Obviously, \(E_{\alpha, \gamma}(z)>0\) for all \(z \ge 0\). Hence, the real zeros of \(E_{\alpha, \gamma}(z)\), if they exist, must be negative real numbers.

Theorem 3.5

Assume that \(0 < \beta\le1\) and \(1 < \alpha\le1+\beta\) hold. Then the Mittag-Leffler function \(E_{\alpha, 2-\beta}(x)\) has no real zeros for

$$ x \in \biggl(- \frac{\alpha-\beta}{\max \{\frac{1}{\Gamma(\alpha)} - \frac{\Gamma(2-\beta)}{\Gamma(\alpha-\beta)}, \frac{\Gamma(2-\beta )}{\Gamma(\alpha-\beta)}, \frac{2-\alpha}{\alpha-1} \cdot \frac{\Gamma(2-\beta)}{\Gamma(\alpha-\beta)} \}}, 0 \biggr]. $$

Proof

Let \(a=0\) and \(b=1\).
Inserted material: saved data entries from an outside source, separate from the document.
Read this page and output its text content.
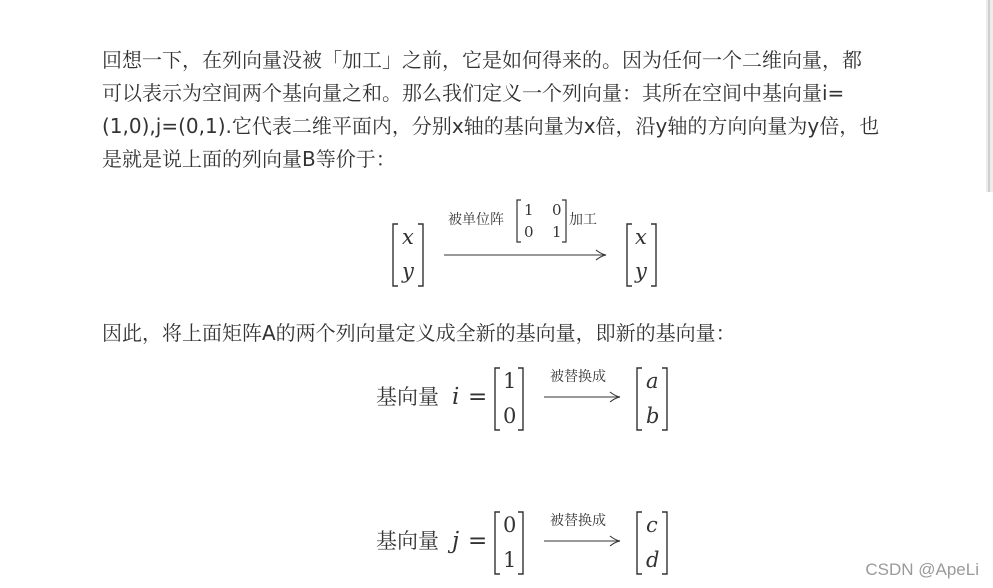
回想一下，在列向量没被「加工」之前，它是如何得来的。因为任何一个二维向量，都
可以表示为空间两个基向量之和。那么我们定义一个列向量：其所在空间中基向量i=
(1,0),j=(0,1).它代表二维平面内，分别x轴的基向量为x倍，沿y轴的方向向量为y倍，也
是就是说上面的列向量B等价于：
x
y
被单位阵
1 0
0 1
加工
x
y
因此，将上面矩阵A的两个列向量定义成全新的基向量，即新的基向量：
基向量 i =
1
0
被替换成 a
b
基向量 j =
0
1
被替换成 c
d	CSDN @ApeLi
Consider the following fractional Sturm-Liouville eigenvalue problem:

$$\begin{aligned}& {}^{\mathrm{C}}_{0} D^{\alpha}y(t)+ \lambda y(t) = 0,\quad t \in(0, 1), \end{aligned}$$

(3.23)

$$\begin{aligned}& y(0)= {}^{\mathrm{C}}_{0} D^{\beta} y(1)=0. \end{aligned}$$

(3.24)

By the Laplace transform method as in [13, 16, 17], the general solution of the fractional differential equation (3.23) can be given as follows:

$$ y(t) = A E_{\alpha, 1}\bigl(-\lambda t^{\alpha}\bigr) + B t E_{\alpha, 2}\bigl(-\lambda t^{\alpha}\bigr). $$

(3.25)

In the following discussion we will use the general solution (3.25) and its fractional Caputo derivative

$$ {}^{\mathrm{C}}_{0} D^{\beta} y(t) = A t^{-\beta} E_{\alpha, 1-\beta}\bigl(-\lambda t^{\alpha}\bigr) + B t^{1-\beta} E_{\alpha, 2-\beta }\bigl(-\lambda t^{\alpha}\bigr). $$

(3.26)

By (3.25), (3.26) and the boundary conditions (3.24), we obtain that

$$ A = 0,\qquad B E_{\alpha, 2-\beta}(-\lambda) = 0. $$

Thus, the eigenvalues \(\lambda\in\mathbb{R}\) of (3.23) and (3.24) are the solutions of

$$ E_{\alpha, 2-\beta}(-\lambda) = 0, $$

(3.27)

and the corresponding eigenfunctions are given by

$$ y(t) = t E_{\alpha, 2-\beta}\bigl(-\lambda t^{\alpha}\bigr), \quad t \in[0, 1]. $$

By Theorem 3.4, if a real eigenvalue λ of (3.23) and (3.24) exists, i.e., −λ is a zero of (3.27), then

$$ \lambda\int_{0}^{1} (1-s)^{\alpha-\beta-1}\, ds \geq \frac{1}{\max \{\frac{1}{\Gamma(\alpha)} - \frac{\Gamma(2-\beta)}{\Gamma(\alpha-\beta)}, \frac{\Gamma(2-\beta )}{\Gamma(\alpha-\beta)}, \frac{2-\alpha}{\alpha-1} \cdot \frac{\Gamma(2-\beta)}{\Gamma(\alpha-\beta)} \}}, $$

that is,

$$ \lambda\geq\frac{\alpha-\beta}{\max \{\frac{1}{\Gamma(\alpha)} - \frac{\Gamma(2-\beta)}{\Gamma(\alpha-\beta)}, \frac{\Gamma(2-\beta )}{\Gamma(\alpha-\beta)}, \frac{2-\alpha}{\alpha-1} \cdot \frac{\Gamma(2-\beta)}{\Gamma(\alpha-\beta)} \}}, $$

which concludes the proof. □

Remark 3.3

If \(\beta= 1\), then Theorem 3.5 reduces to Theorem 3 in [12].